Variance scaling method to enhance synthetic speech quality


class nnsvs.postfilters.Conv2dPostFilter(in_dim=None, channels=128, kernel_size=(5, 5), init_type='kaiming_normal', noise_scale=1.0, noise_type='bin_wise', padding_mode='zeros', smoothing_width=-1)[source]

A post-filter based on Conv2d

A model proposed in Kaneko et al. [KTKY17a].

  • channels (int) – number of channels

  • kernel_size (tuple) – kernel sizes for Conv2d

  • init_type (str) – type of initialization

  • noise_scale (float) – scale of noise

  • noise_type (str) – type of noise. “frame_wise” or “bin_wise”

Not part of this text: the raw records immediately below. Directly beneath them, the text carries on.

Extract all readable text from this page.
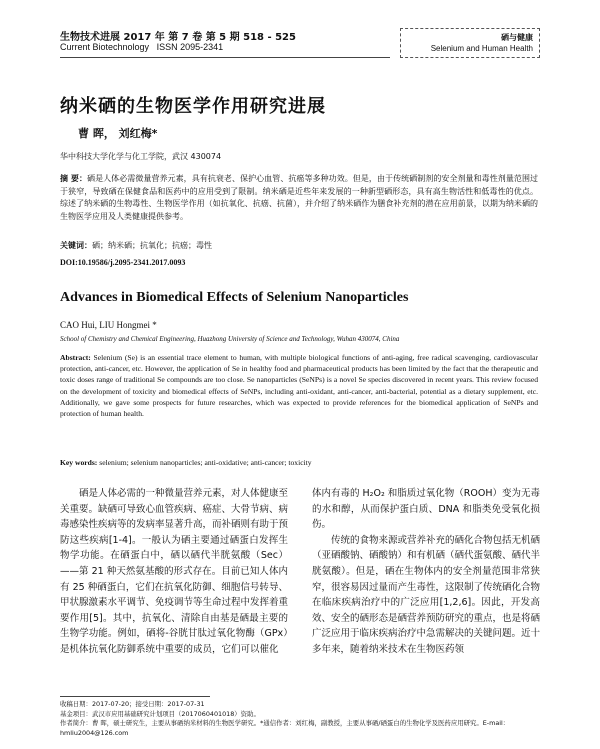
生物技术进展 2017 年 第 7 卷 第 5 期 518 - 525
Current Biotechnology ISSN 2095-2341
硒与健康
Selenium and Human Health
纳米硒的生物医学作用研究进展
曹 晖， 刘红梅*
华中科技大学化学与化工学院，武汉 430074
摘 要：硒是人体必需微量营养元素，具有抗衰老、保护心血管、抗癌等多种功效。但是，由于传统硒制剂的安全剂量和毒性剂量范围过于狭窄，导致硒在保健食品和医药中的应用受到了限制。纳米硒是近些年来发展的一种新型硒形态，具有高生物活性和低毒性的优点。综述了纳米硒的生物毒性、生物医学作用（如抗氧化、抗癌、抗菌），并介绍了纳米硒作为膳食补充剂的潜在应用前景，以期为纳米硒的生物医学应用及人类健康提供参考。
关键词：硒；纳米硒；抗氧化；抗癌；毒性
DOI:10.19586/j.2095-2341.2017.0093
Advances in Biomedical Effects of Selenium Nanoparticles
CAO Hui, LIU Hongmei *
School of Chemistry and Chemical Engineering, Huazhong University of Science and Technology, Wuhan 430074, China
Abstract: Selenium (Se) is an essential trace element to human, with multiple biological functions of anti-aging, free radical scavenging, cardiovascular protection, anti-cancer, etc. However, the application of Se in healthy food and pharmaceutical products has been limited by the fact that the therapeutic and toxic doses range of traditional Se compounds are too close. Se nanoparticles (SeNPs) is a novel Se species discovered in recent years. This review focused on the development of toxicity and biomedical effects of SeNPs, including anti-oxidant, anti-cancer, anti-bacterial, potential as a dietary supplement, etc. Additionally, we gave some prospects for future researches, which was expected to provide references for the biomedical application of SeNPs and protection of human health.
Key words: selenium; selenium nanoparticles; anti-oxidative; anti-cancer; toxicity
硒是人体必需的一种微量营养元素，对人体健康至关重要。缺硒可导致心血管疾病、癌症、大骨节病、病毒感染性疾病等的发病率显著升高，而补硒则有助于预防这些疾病[1-4]。一般认为硒主要通过硒蛋白发挥生物学功能。在硒蛋白中，硒以硒代半胱氨酸（Sec）——第 21 种天然氨基酸的形式存在。目前已知人体内有 25 种硒蛋白，它们在抗氧化防御、细胞信号转导、甲状腺激素水平调节、免疫调节等生命过程中发挥着重要作用[5]。其中，抗氧化、清除自由基是硒最主要的生物学功能。例如，硒将-谷胱甘肽过氧化物酶（GPx）是机体抗氧化防御系统中重要的成员，它们可以催化
体内有毒的 H₂O₂ 和脂质过氧化物（ROOH）变为无毒的水和醇，从而保护蛋白质、DNA 和脂类免受氧化损伤。
传统的食物来源或营养补充的硒化合物包括无机硒（亚硒酸钠、硒酸钠）和有机硒（硒代蛋氨酸、硒代半胱氨酸）。但是，硒在生物体内的安全剂量范围非常狭窄，很容易因过量而产生毒性，这限制了传统硒化合物在临床疾病治疗中的广泛应用[1,2,6]。因此，开发高效、安全的硒形态是硒营养预防研究的重点，也是将硒广泛应用于临床疾病治疗中急需解决的关键问题。近十多年来，随着纳米技术在生物医药领
收稿日期：2017-07-20；接受日期：2017-07-31
基金项目：武汉市应用基础研究计划项目（2017060401018）资助。
作者简介：曹 晖，硕士研究生，主要从事硒纳米材料的生物医学研究。*通信作者：刘红梅，副教授，主要从事硒/硒蛋白的生物化学及医药应用研究。E-mail：hmliu2004@126.com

  • padding_mode (str) – padding mode

  • smoothing_width (int) – Width of smoothing window. The larger the smoother. Only used at inference time.


class nnsvs.postfilters.MultistreamPostFilter(mgc_postfilter: Module, bap_postfilter: Module, lf0_postfilter: Module, stream_sizes: list, mgc_offset: int = 2, bap_offset: int = 0)[source]

A multi-stream post-filter that applies post-filtering for each feature stream

Currently, post-filtering for MGC, BAP and log-F0 are supported. Note that it doesn’t make much sense to apply post-filtering for other features.

  • mgc_postfilter (nn.Module) – post-filter for MGC

  • bap_postfilter (nn.Module) – post-filter for BAP

  • lf0_postfilter (nn.Module) – post-filter for log-F0

  • stream_sizes (list) – sizes of each feature stream

  • mgc_offset (int) – offset for MGC. Defaults to 2.

  • bap_offset (int) – offset for BAP. Defaults to 0.